I fully admit I know relatively nothing about the Legal Industry. But I am interested in anything to do with search. Hang in here with me as the post is quite long.
There is an interesting legal case, Nat’l Day Laborer Org. Network v. United States Immigration & Customs Enforcement Agency that questions the adequacy of the government’s search for information responsive to the plaintiffs’ substantial FOIA request. This case addresses plaintiffs’ request for information pursuant to the federal Freedom of Information Act (FOIA) and their assertions that defendants’ searches for such information were inadequate.
What the gist of the case is about, is that the court determined that each agency proceeded differently in its search efforts, ranging from providing custodians with mandatory search terms which they were later confirmed to have used (a search practice that notably was not challenged by the plaintiffs) to providing no search terms, mandatory or otherwise. In the latter case, where the FBI produced nothing to indicate that its internal search memorandum provided custodians with search terms or any instruction or guidance regarding how the search should be conducted, the FOIA officer instead explained that “each employee conducted a manual review of his or her records.” It was further explained that “‘The FBI largely did not rely on search terms, but instead relied on the knowledge of its custodians’ who ‘sifted through and reviewed tens of thousands of pages of records.”

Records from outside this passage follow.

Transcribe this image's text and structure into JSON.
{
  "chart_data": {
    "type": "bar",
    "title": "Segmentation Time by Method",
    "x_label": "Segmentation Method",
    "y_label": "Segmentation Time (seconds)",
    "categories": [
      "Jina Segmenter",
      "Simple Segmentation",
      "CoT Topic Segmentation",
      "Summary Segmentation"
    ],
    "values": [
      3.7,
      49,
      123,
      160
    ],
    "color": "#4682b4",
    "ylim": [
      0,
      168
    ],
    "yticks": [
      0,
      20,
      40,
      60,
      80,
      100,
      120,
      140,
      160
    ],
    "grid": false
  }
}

In their affidavits, agencies must “identify the searched files and describe at least generally the structure of the agency’s file system’ which renders any further search unlikely to disclose additional relevant information.” They must establish that they searched all custodians who were reasonably likely to possess responsive documents. And they must “set forth the search terms and the type of search performed.”
The court then turned to defendants’ argument that their searches should be deemed adequate, despite the court’s lack of information regarding search terms, “let alone Boolean operators, search fields, and time frames” and also addressed the argument that “it was also unclear why custodians could not be trusted to run effective searches of their own files, a skill that most office workers employ on a daily basis.” The court first reasoned that “custodians cannot ‘be trusted to run effective searches,’ without providing a detailed description of those searches, because FOIA places a burden on defendants to establish that they have conducted adequate searches” which must be done by providing more than “merely conclusory statements,” including what terms were used, how they were combined, and whether they were run against the full text of documents.
The second answer to defendants’ question has emerged from scholarship and case law only in recent years: most custodians cannot be “trusted” to run effective searches because designing legally sufficient electronic searches in the discovery or FOIA contexts is not part of their daily responsibilities. As Judge Andrew Peck—one of this Court’s experts in e-discovery—recently put it: “In too many cases, however, the way lawyers choose keywords is the equivalent of the child’s game of ‘Go Fish’ … keyword searches usually are not very effective.”
Although eDiscovery and FOIA requests require highly accurate search results, it is no different in the ‘real world’ where end users are making decisions on only data they can find, not necessarily the most relevant. In these scenarios, it can be a serious risk to the organization.
How important is accurate search in your organization?